Un manifesto funebre, affisso accanto alla Valle dei Templi, sta facendo discutere. A firmarlo sono Antonella e Armida De Miro, figlie del prof. Ernesto De Miro, figura centrale per l’archeologia siciliana e protagonista assoluto secondo gli intellettuali della tutela e valorizzazione del sito agrigentino. Un intellettuale che, con il suo lavoro, ha contribuito in maniera decisiva all’inserimento della Valle tra i beni patrimonio dell’Umanità riconosciuti dall’UNESCO.
Nel manifesto, le figlie ringraziano quanti hanno espresso vicinanza e affetto. Ma non manca una nota polemica: viene infatti sottolineata l’assenza di un pubblico cordoglio da parte dell’amministrazione comunale, nella persona del Sindaco. Una mancanza definita “motivo di turbamento”, soprattutto considerando il legame profondo che De Miro aveva con Agrigento e la sua instancabile attività a difesa dei valori storici e paesaggistici della città.
Il riferimento ha innescato un dibattito cittadino.
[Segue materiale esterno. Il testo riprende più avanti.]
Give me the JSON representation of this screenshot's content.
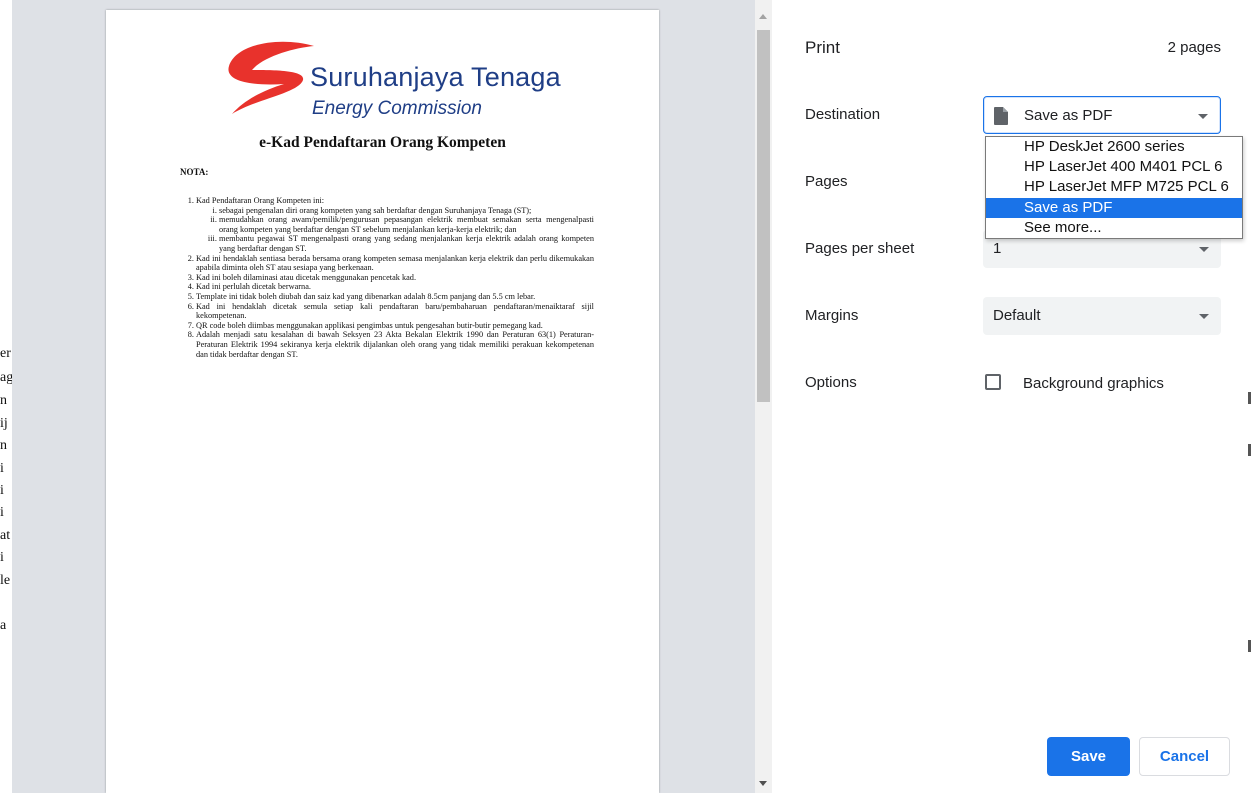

C’è chi condivide l’amarezza della famiglia, parlando di “gnomìnia”, termine siciliano che indica un’azione disonorevole accompagnata dal disprezzo. Altri, invece, invitano a contestualizzare: in una città alle prese con emergenze quotidiane — dalla gestione dei rifiuti al dissesto urbano, passando per i ritardi infrastrutturali —, il cordoglio istituzionale diventa un tema sì simbolico, ma forse non prioritario.
Resta il fatto che un gesto di rispetto formale, in occasioni come queste, non costa molto. E se è vero che la cultura non si misura solo con le cerimonie, è altrettanto vero che il riconoscimento del merito — specie quando si parla di figure che per molti hanno fatto la storia della città — non dovrebbe mai mancare. Soprattutto in una Capitale italiana della Cultura.